Reducing your Risk of Breast Cancer
1. Physical Activity
It sounds like such a simple approach but eating healthy and being physically active can help reduce one’s risk for breast cancer, along with other diseases. It doesn’t prevent it 100% but your odds for developing breast cancer are reduced. Even exercising just 30 minutes a day (or three hours a week) can help reduce your risk of breast cancer.
2. Eating Healthy
Studies have shown that eating a low-fat diet that includes fruit and green and orange vegetables, helps lower your risk of developing breast cancer.
3. Limit Alcohol Intake
Doctors also stress avoiding or limiting your alcohol intake. Even just having one drink per day can increase your risk of developing cancer.
4. Reduce Stress Levels
Easier said then done, right? But studies have shown that how an individual reacts to stressful and traumatic life events and loss of those close to them, can possibly put them at a higher risk for cancer. Higher stress levels can alter your immune system, which can allow cancer cells to take hold. So, try to find some ways you can reduce stress in your life.
5. Getting Regular Mammograms
Know that if there is a genetic risk in your family not much can be done to change genetics. Genetics is what it is. I know that my grandmother had breast cancer and my mom had some cysts. This is why I’ve scheduled my first mammogram (on Halloween, of all days). Let’s hope there are no scares. Scheduling a mammogram was pretty easy, as I did it through my gynecologists’ office.

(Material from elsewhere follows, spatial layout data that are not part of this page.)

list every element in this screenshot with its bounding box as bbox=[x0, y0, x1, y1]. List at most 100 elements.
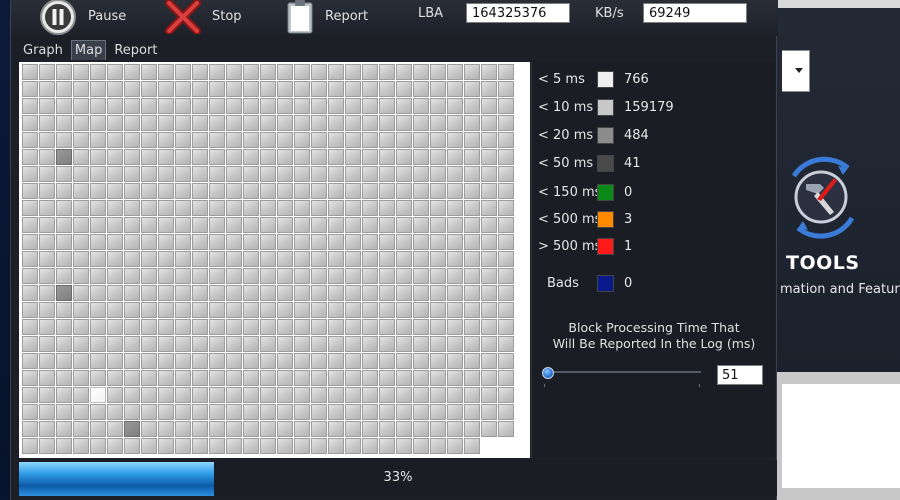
map-block bbox=[430, 98, 446, 114]
map-block bbox=[90, 387, 106, 403]
map-block bbox=[311, 132, 327, 148]
map-block bbox=[175, 166, 191, 182]
map-block bbox=[447, 64, 463, 80]
map-block bbox=[328, 234, 344, 250]
pause-button[interactable]: Pause bbox=[11, 0, 141, 36]
map-block bbox=[447, 217, 463, 233]
report-button[interactable]: Report bbox=[285, 0, 395, 36]
map-block bbox=[56, 166, 72, 182]
map-block bbox=[243, 115, 259, 131]
map-block bbox=[192, 387, 208, 403]
map-block bbox=[260, 234, 276, 250]
map-block bbox=[107, 98, 123, 114]
tab-map[interactable]: Map bbox=[70, 40, 107, 60]
map-block bbox=[124, 319, 140, 335]
map-block bbox=[413, 234, 429, 250]
map-block bbox=[192, 149, 208, 165]
map-block bbox=[124, 285, 140, 301]
legend-row-over-500ms: > 500 ms 1 bbox=[532, 237, 776, 257]
background-window-panel bbox=[782, 384, 900, 488]
map-block bbox=[311, 81, 327, 97]
map-block bbox=[39, 319, 55, 335]
map-block bbox=[294, 200, 310, 216]
threshold-slider-handle[interactable] bbox=[542, 367, 554, 379]
tab-report[interactable]: Report bbox=[110, 40, 161, 60]
map-block bbox=[413, 268, 429, 284]
map-block bbox=[56, 200, 72, 216]
map-block bbox=[175, 302, 191, 318]
threshold-slider-track[interactable] bbox=[543, 371, 701, 373]
map-block bbox=[90, 200, 106, 216]
map-block bbox=[481, 336, 497, 352]
background-dropdown[interactable] bbox=[782, 50, 810, 92]
map-block bbox=[345, 302, 361, 318]
map-block bbox=[209, 302, 225, 318]
map-block bbox=[56, 404, 72, 420]
legend-row-500ms: < 500 ms 3 bbox=[532, 210, 776, 230]
map-block bbox=[464, 183, 480, 199]
map-block bbox=[39, 98, 55, 114]
threshold-input[interactable] bbox=[717, 365, 763, 385]
map-block bbox=[124, 251, 140, 267]
map-block bbox=[22, 149, 38, 165]
lba-field[interactable] bbox=[466, 3, 570, 23]
legend-panel: < 5 ms 766 < 10 ms 159179 < 20 ms 484 < … bbox=[531, 62, 775, 458]
legend-label: < 150 ms bbox=[538, 185, 602, 200]
map-block bbox=[481, 98, 497, 114]
map-block bbox=[498, 404, 514, 420]
map-block bbox=[56, 370, 72, 386]
map-block bbox=[175, 200, 191, 216]
map-block bbox=[396, 421, 412, 437]
map-block bbox=[107, 166, 123, 182]
map-block bbox=[22, 302, 38, 318]
map-block bbox=[243, 132, 259, 148]
map-block bbox=[464, 149, 480, 165]
map-block bbox=[124, 268, 140, 284]
tab-graph[interactable]: Graph bbox=[19, 40, 67, 60]
map-block bbox=[260, 251, 276, 267]
map-block bbox=[430, 404, 446, 420]
map-block bbox=[124, 132, 140, 148]
map-block bbox=[413, 200, 429, 216]
map-block bbox=[141, 81, 157, 97]
threshold-caption-line1: Block Processing Time That bbox=[568, 320, 740, 335]
map-block bbox=[396, 64, 412, 80]
map-block bbox=[175, 115, 191, 131]
map-block bbox=[175, 132, 191, 148]
map-block bbox=[107, 132, 123, 148]
map-block bbox=[158, 81, 174, 97]
map-block bbox=[260, 285, 276, 301]
map-block bbox=[447, 115, 463, 131]
legend-row-150ms: < 150 ms 0 bbox=[532, 183, 776, 203]
map-block bbox=[481, 200, 497, 216]
map-block bbox=[328, 421, 344, 437]
map-block bbox=[481, 319, 497, 335]
map-block bbox=[464, 81, 480, 97]
map-block bbox=[209, 81, 225, 97]
progress-bar: 33% bbox=[19, 460, 777, 496]
stop-button[interactable]: Stop bbox=[161, 0, 271, 36]
map-block bbox=[243, 149, 259, 165]
map-block bbox=[345, 183, 361, 199]
map-block bbox=[294, 404, 310, 420]
map-block bbox=[209, 149, 225, 165]
map-block bbox=[481, 302, 497, 318]
map-block bbox=[328, 251, 344, 267]
map-block bbox=[328, 268, 344, 284]
map-block bbox=[39, 81, 55, 97]
slider-tick bbox=[544, 384, 545, 387]
map-block bbox=[158, 64, 174, 80]
map-block bbox=[481, 81, 497, 97]
map-block bbox=[294, 268, 310, 284]
map-block bbox=[226, 234, 242, 250]
map-block bbox=[124, 234, 140, 250]
kbs-field[interactable] bbox=[643, 3, 747, 23]
map-block bbox=[311, 251, 327, 267]
map-block bbox=[294, 302, 310, 318]
map-block bbox=[294, 353, 310, 369]
map-block bbox=[73, 370, 89, 386]
map-block bbox=[328, 81, 344, 97]
map-block bbox=[328, 115, 344, 131]
map-block bbox=[345, 200, 361, 216]
map-block bbox=[328, 387, 344, 403]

It’s important to note here that while genetics can play a part in developing breast cancer, only 5-10% of individuals diagnosed with breast cancer have a family history of it. The National Breast Cancer Awareness Foundation states that most women who have breast cancer, do not have a family history of the disease.
6. Perform Regular Self Breast Exams
In addition to mammograms, self breast exams are important. Just like flossing your teeth is an important part of daily dental care, self breast exams are a great preventative measure.

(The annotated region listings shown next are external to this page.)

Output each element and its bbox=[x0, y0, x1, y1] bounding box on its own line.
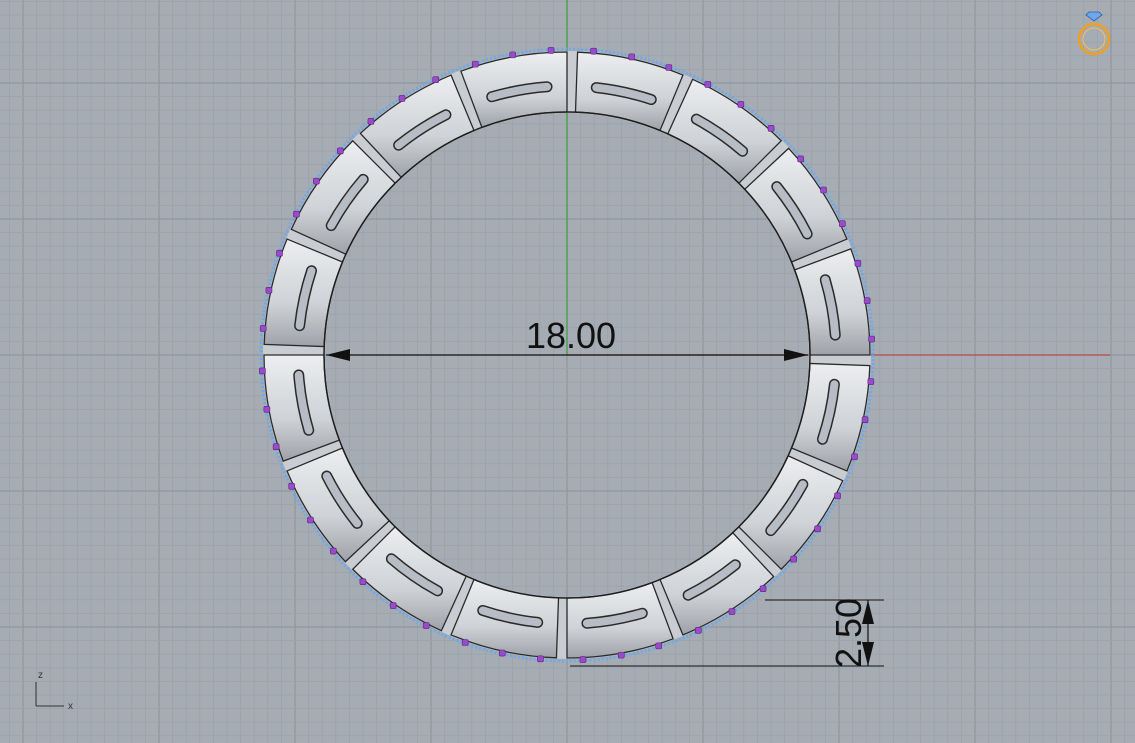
gem bbox=[704, 81, 712, 88]
gem bbox=[728, 608, 736, 615]
height-dimension-text: 2.50 bbox=[828, 598, 869, 668]
gem bbox=[665, 64, 673, 71]
gem bbox=[737, 101, 745, 108]
ring-icon-gem bbox=[1085, 11, 1103, 22]
gem bbox=[259, 325, 267, 332]
gem bbox=[861, 416, 869, 424]
gem bbox=[367, 118, 375, 125]
gem bbox=[272, 443, 280, 451]
gem bbox=[695, 626, 702, 634]
ring-icon-band-inner bbox=[1082, 27, 1106, 51]
gem bbox=[655, 642, 663, 650]
gem bbox=[263, 405, 271, 413]
gem bbox=[579, 656, 587, 663]
gem bbox=[537, 655, 544, 663]
gem bbox=[389, 602, 397, 609]
gem bbox=[797, 155, 804, 163]
gem bbox=[398, 95, 406, 102]
axis-widget: z x bbox=[35, 670, 73, 712]
gem bbox=[547, 47, 555, 54]
gem bbox=[293, 210, 300, 218]
diameter-dimension[interactable]: 18.00 bbox=[326, 315, 808, 361]
gem bbox=[509, 51, 517, 59]
gem bbox=[590, 47, 597, 55]
gem bbox=[259, 367, 266, 375]
gem bbox=[276, 249, 283, 257]
gem bbox=[461, 639, 469, 646]
gem bbox=[288, 483, 296, 490]
gem bbox=[359, 578, 367, 585]
axis-widget-x-label: x bbox=[68, 701, 73, 712]
gem bbox=[422, 622, 430, 629]
gem bbox=[337, 147, 344, 155]
gem bbox=[790, 555, 797, 563]
gem bbox=[307, 516, 314, 524]
gem bbox=[330, 547, 337, 555]
front-viewport[interactable]: 18.00 2.50 z x bbox=[0, 0, 1135, 743]
gem bbox=[868, 335, 875, 343]
axis-widget-z-label: z bbox=[38, 670, 43, 681]
gem bbox=[498, 649, 506, 657]
gem bbox=[854, 259, 862, 267]
gem bbox=[471, 60, 479, 68]
gem bbox=[863, 297, 871, 305]
gem bbox=[851, 453, 858, 461]
gem bbox=[814, 525, 821, 533]
gem bbox=[432, 76, 439, 84]
gem bbox=[628, 53, 636, 61]
gem bbox=[617, 651, 625, 659]
gem bbox=[313, 177, 320, 185]
gem bbox=[759, 585, 767, 592]
diameter-arrow-right bbox=[784, 349, 808, 361]
gem bbox=[265, 286, 273, 294]
gem bbox=[767, 125, 775, 132]
diameter-arrow-left bbox=[326, 349, 350, 361]
gem bbox=[867, 378, 875, 385]
diameter-dimension-text: 18.00 bbox=[526, 315, 616, 356]
gem bbox=[820, 186, 827, 194]
gem bbox=[834, 492, 841, 500]
gem bbox=[838, 220, 846, 227]
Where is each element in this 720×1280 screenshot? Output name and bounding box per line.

How to get Started Down a Healthier Path
If all this sounds intimidating and you’re not sure how to start with big changes, start with some baby steps.
1. Give your gynecologist or primary care physician a call and ask how to schedule a mammogram appointment. As a side note, there are mammogram alternatives like thermography, ultrasounds, and MRIs. But insurance doesn’t always cover these alternatives.
2. If weight and lack of physical activity are an issue for you, start by taking little breaks in between sitting at a desk. Walking is free and one of the easiest ways to include activity. If the weather is crummy outside, YouTube has so many walking videos, and you don’t need a lot of time to do it. You just have to do it!
3. Try to eat more healthy. Start with one task and build your way up. If sodas are a problem, trade soda for a seltzer water. (Bubly and Spindrift are my two personal favorites!) If chips are your weakness, try dried vegetable chips. The crunch and a little salt will trick your mind. Instead of eating out, pack a lunch you’re excited about. Eating healthy doesn’t mean eating boring dried chicken and broccoli all the time. Making small adjustments will stick with you rather than making huge changes. Over time you’ll see the change and feel better.
4. Remember, knowledge is power. When it comes to breast cancer awareness know your risks and what’s against you. Do what you can. Your health matters and you matter!
If you’ve been struck with breast cancer, or know someone who has, there are many amazing doctors and research centers to help someone cope. Your doctor doctor should be able to provide you with resources. There is also a phenomenal non-profit organization, Cancer of Many Colors, who help local survivors dealing with any sort of cancer. Lexington Medical Center and Prisma Health are two local hospitals with information for survivors as well.